A $20,000 age-friendly grant for Williams Lake is taxpayer’s money returning to the seniors of Williams Lake, Minister of State for Seniors Ralph Sultan said Wednesday when he presented the grant at the Seniors’ Activity Centre.
The grant will be used to create programs or tools that address the needs of older residents in Williams Lake.
A portion of the funds — $8,000 will go toward renovating the kitchen — which seniors estimate will cost $30,000 to $40,000 because it needs to be totally redone.
“We need appliances, new sinks, cupboards, and flooring,” said senior Lulu Forseille. “The freezers are good. We bought some new ones.”
The remainder of the funds will go toward free education programs, such as Food Safe courses for members and local farmers taught by Thompson Rivers University instructors.
Sultan described Cariboo Chilcotin MLA Donna Barnett’s efforts to prompt Williams Lake to submit an application for a government program related to creating age-friendly communities as “tireless, outspoken, irascible, and in-your-face.”
Williams Lake was one of 27 communities receiving a grant for 2013.
“This is not a government skewed program,” Sultan said. “It’s very impartial, unbiased, objective assessment of merit.
“This year’s grant recipients were recognized for the importance they attached to offering a wide range of seniors’ services and for proposing measures which will make life easier for seniors in the community.”
The newly renovated kitchen will become a joint venture with the Cariboo Growers Local Food Co-op, a group of local farmers and market gardeners, who require a community kitchen. The kitchen will be available for use by the farmers and the seniors’ centre, and seniors will be mentored in food preservation and preparation. Cooking workshops called Meals to Go will be offered to teach cooking skills and will also provide enough meals for seniors to take home for dinners for a week.
Sultan took the opportunity to address elder abuse and said before he took on his role in government, he did not “really know what elder abuse was all about.”

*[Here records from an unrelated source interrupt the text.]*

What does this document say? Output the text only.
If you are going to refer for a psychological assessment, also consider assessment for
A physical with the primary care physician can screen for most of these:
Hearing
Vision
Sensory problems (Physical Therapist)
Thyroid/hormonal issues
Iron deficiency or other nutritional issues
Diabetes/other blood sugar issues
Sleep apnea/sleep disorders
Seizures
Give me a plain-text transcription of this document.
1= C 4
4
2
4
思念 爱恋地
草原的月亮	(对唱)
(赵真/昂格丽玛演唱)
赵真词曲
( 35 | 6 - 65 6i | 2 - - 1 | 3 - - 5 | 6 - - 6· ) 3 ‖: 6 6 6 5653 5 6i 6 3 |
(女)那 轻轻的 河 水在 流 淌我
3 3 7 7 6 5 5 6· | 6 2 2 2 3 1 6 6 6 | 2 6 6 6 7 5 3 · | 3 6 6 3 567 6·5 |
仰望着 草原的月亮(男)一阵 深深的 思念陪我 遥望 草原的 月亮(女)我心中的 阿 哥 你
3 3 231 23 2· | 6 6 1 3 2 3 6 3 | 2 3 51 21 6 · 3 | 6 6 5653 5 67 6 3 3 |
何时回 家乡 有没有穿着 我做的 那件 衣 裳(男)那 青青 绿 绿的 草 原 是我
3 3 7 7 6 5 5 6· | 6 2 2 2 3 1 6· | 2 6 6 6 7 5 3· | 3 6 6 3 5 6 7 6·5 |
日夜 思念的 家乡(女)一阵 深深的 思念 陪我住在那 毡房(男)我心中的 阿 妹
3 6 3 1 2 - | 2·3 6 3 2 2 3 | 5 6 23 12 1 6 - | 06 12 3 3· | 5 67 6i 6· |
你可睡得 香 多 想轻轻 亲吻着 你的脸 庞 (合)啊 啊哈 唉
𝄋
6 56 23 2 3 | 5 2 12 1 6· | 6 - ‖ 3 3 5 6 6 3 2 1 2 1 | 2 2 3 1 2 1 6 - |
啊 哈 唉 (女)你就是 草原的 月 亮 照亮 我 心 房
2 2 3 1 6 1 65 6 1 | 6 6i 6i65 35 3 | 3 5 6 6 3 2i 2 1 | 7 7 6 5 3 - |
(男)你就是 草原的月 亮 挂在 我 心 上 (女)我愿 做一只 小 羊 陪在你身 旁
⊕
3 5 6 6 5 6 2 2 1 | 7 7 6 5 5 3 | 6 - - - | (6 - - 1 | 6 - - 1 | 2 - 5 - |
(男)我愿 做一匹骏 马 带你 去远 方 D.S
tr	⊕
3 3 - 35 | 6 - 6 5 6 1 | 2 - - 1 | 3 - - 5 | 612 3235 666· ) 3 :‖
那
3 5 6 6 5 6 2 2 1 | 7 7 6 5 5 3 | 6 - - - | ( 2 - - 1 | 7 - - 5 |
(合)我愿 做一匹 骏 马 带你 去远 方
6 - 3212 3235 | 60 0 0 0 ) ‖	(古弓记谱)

“As it turns out I’ve been on a fast education track since September and learned that it is prevalent, widespread, upsetting and painful. It’s to be prevented and discouraged as best we can, whether the abuse of older people is physical, emotional or what’s increasingly common, financial.”
He’s heard that some seniors’ children cannot wait for their parents to die so they can “get their hands on the equity in the house” or other possessions.
“I think the government is scratching its head in trying to figure out what to do,” Sultan said.
The age-friendly planning and project grant program is a partnership between the government of B.C. and the Union of British Columbia Municipalities (UBCM).
“Every day we get government funding is a good day,” Mayor Kerry Cook said. “We first heard about this program when we were at the UBCM conference in September when MLA Donna Barnett arranged a meeting for us with Minister Sultan.”
Thanking Deb Radolla, city manager of active living, who wrote the grant application with recreation co-ordinator Denise Skarra, said it is exciting to be in a partnership with the Seniors’ Activity Centre to help keep everyone active and healthy in the city.
“We came up with the idea that not only could we improve the kitchen at the Seniors Activity Centre, but we could also offer seniors some training in how to be able to age in place and stay in their homes a little bit longer,” Radolla said.
Cook said Williams Lake has also received $100,000 annually for the next three years toward Better at Home programs.
“We look forward to working with different groups to utilize that money.”